De hecho en el contrato aparecen las pautas para darle un "uso correcto", so pena de perder la conexión por tiempo ilimitado.

Recuerdo que con la visita a la Isla del Papa Benedicto XVI, decenas de teléfonos de opositores e integrantes de la sociedad civil independiente fueron desconectados por varios días.

Así que hay que hilar fino para no sobrepasar los límites impuestos por los ideólogos del partido único.

Por todo ello, las noticias relacionadas con el aumento del acceso a las llamadas nuevas tecnologías de la comunicación hay que interpretarlas con los pies sobre la tierra. El júbilo debe ser matizado con la prudencia. No se debe olvidar que sobran policías en la red y que un desliz podría constituirse en el camino más corto hacia la prisión o al cese temporal o definitivo del servicio.
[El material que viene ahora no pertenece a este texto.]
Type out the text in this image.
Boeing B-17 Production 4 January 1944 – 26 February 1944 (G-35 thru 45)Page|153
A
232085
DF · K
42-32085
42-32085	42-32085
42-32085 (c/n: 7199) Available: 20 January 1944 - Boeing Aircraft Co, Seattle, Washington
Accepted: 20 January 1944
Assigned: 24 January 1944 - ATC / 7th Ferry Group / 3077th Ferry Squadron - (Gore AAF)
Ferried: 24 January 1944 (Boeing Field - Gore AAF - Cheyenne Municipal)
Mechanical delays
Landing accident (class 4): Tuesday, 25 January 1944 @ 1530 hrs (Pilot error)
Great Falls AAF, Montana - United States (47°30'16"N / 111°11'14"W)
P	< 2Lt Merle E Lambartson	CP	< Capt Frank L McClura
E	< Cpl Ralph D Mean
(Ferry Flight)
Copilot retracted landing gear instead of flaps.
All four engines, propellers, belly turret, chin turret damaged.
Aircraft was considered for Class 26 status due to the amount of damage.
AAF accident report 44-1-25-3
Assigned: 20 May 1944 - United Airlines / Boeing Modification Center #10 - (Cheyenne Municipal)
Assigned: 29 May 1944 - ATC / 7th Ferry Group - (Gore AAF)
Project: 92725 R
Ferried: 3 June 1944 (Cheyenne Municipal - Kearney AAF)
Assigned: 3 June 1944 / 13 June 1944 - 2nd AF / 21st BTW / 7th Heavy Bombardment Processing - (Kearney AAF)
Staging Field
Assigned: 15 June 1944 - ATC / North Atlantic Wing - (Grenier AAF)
Raúl Castro toma nota de sus socios chinos, que llevan la delantera en el mundo en cuanto la efectividad de los métodos de control.

Afortunadamente, no ha firmado ningún encarcelamiento por infringir las normas establecidas en este rubro. Pero, ¿lo hará algún día?

Seguro que le sobraría voluntad para hacerlo a la manera de su homólogo Xi Jinping. Por ahora le basta con el monitoreo y las desconexiones temporales.